Taking off his tunic, Anatole sat with his elbows on the table, on a corner of which he fixed his handsome, large eyes with a smiling, unconcerned stare. All his life he had looked upon as an uninterrupted entertainment, which some one or other was, he felt, somehow bound to provide for him. In just the same spirit he had looked at his visit to the cross old gentleman and his rich and hideous daughter. It might all, according to his anticipations, turn out very jolly and amusing. “And why not get married, if she has such a lot of money? That never comes amiss,” thought Anatole.

He shaved and scented himself with the care and elegance that had become habitual with him, and with his characteristic expression of all-conquering good-humour, he walked into his father’s room, holding, his head high. Two valets were busily engaged in dressing Prince Vassily; he was looking about him eagerly, and nodded gaily to his son, as he entered with an air that said, “Yes, that’s just how I wanted to see you looking.”

“Come, joking apart, father, is she so hideous? Eh?” he asked in French, as though reverting to a subject more than once discussed on the journey.

“Nonsense! The great thing for you is to try and be respectful and sensible with the old prince.”

“If he gets nasty, I’m off,” said Anatole. “I can’t stand those old gentlemen. Eh?”

“Remember that for you everything depends on it.”

Meanwhile, in the feminine part of the household not only the arrival of the minister and his son was already known, but the appearance of both had been minutely described. Princess Marya was sitting alone in her room doing her utmost to control her inner emotion.

“Why did they write, why did Liza tell me about it? Why, it cannot be!” she thought, looking at herself in the glass. “How am I to go into the drawing-room? Even if I like him, I could never be myself with him now.” The mere thought of her father’s eyes reduced her to terror. The little princess and Mademoiselle Bourienne had already obtained all necessary information from the maid, Masha; they had learned what a handsome fellow the minister’s son was, with rosy cheeks and black eye-brows; how his papa had dragged his legs upstairs with difficulty, while he, like a young eagle, had flown up after him three steps at a time. On receiving these items of information, the little princess and Mademoiselle Bourienne, whose eager voices were audible in the corridor, went into Princess Marya’s room.

“They are come, Marie, do you know?” said the little princess, waddling in and sinking heavily into an armchair. She was not wearing the gown in which she had been sitting in the morning, but had put on one of her best dresses.

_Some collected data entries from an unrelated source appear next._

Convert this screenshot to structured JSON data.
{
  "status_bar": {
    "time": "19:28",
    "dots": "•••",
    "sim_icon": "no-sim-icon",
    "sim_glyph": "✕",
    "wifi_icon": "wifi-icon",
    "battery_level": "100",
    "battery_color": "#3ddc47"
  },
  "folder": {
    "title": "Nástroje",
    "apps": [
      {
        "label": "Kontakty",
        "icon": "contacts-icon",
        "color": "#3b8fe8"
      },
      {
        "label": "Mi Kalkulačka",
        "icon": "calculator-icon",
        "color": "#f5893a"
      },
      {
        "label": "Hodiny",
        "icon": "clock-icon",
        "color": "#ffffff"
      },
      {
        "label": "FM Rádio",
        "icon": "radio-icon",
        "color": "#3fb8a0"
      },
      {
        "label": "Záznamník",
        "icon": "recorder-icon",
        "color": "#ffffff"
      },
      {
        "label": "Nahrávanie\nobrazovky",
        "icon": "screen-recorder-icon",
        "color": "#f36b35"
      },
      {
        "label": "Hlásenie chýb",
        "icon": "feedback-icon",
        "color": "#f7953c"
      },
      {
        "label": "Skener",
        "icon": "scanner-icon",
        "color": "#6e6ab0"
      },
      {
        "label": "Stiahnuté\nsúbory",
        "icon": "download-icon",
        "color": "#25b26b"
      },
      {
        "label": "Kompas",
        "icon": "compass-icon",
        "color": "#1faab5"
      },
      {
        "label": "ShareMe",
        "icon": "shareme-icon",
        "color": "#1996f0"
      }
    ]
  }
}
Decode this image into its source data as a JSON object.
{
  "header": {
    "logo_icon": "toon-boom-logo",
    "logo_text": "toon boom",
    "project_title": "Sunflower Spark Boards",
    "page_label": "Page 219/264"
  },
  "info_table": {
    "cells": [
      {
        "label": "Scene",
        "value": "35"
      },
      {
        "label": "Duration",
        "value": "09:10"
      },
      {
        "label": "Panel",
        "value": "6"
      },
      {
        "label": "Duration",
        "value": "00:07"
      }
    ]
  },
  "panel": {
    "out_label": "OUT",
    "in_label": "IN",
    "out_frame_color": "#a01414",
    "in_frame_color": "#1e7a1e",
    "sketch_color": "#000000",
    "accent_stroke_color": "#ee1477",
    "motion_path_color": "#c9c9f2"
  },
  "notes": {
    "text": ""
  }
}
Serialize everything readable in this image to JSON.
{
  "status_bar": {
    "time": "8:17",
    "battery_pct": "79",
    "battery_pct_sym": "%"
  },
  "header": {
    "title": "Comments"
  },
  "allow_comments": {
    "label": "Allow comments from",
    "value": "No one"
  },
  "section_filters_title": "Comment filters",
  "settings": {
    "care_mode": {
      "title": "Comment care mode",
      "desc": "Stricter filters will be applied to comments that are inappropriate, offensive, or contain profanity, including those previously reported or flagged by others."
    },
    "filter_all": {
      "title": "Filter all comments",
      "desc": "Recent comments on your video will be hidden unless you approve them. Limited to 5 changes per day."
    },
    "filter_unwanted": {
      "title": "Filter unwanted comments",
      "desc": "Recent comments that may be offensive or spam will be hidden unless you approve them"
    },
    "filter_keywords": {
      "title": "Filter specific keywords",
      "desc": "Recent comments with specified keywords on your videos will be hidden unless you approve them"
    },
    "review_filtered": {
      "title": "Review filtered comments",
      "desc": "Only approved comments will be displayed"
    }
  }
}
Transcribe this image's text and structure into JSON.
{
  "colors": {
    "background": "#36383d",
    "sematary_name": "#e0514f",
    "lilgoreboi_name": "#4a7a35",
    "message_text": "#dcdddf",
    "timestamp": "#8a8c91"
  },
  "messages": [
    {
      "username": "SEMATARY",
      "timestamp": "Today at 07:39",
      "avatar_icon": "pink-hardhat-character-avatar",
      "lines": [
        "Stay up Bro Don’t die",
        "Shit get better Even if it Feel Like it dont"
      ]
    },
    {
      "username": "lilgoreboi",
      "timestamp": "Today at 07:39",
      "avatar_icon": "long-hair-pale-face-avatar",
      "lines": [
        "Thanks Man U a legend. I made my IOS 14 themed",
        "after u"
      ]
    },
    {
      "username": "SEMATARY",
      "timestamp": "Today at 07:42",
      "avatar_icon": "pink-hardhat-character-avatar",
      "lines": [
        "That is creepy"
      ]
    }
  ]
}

Her hair had been carefully arranged, and her face was full of an eager excitement, which did not, however, conceal its wasted and pallid look. In the smart clothes which she had been used to wear in Petersburg in society, the loss of her good looks was even more noticeable. Mademoiselle Bourienne, too, had put some hardly perceptible finishing touches to her costume, which made her fresh, pretty face even more attractive.

“What, and you are staying just as you are, dear princess. They will come in a minute to tell us the gentlemen are in the drawing-room,” she began. “We shall have to go down, and you are doing nothing at all to your dress.”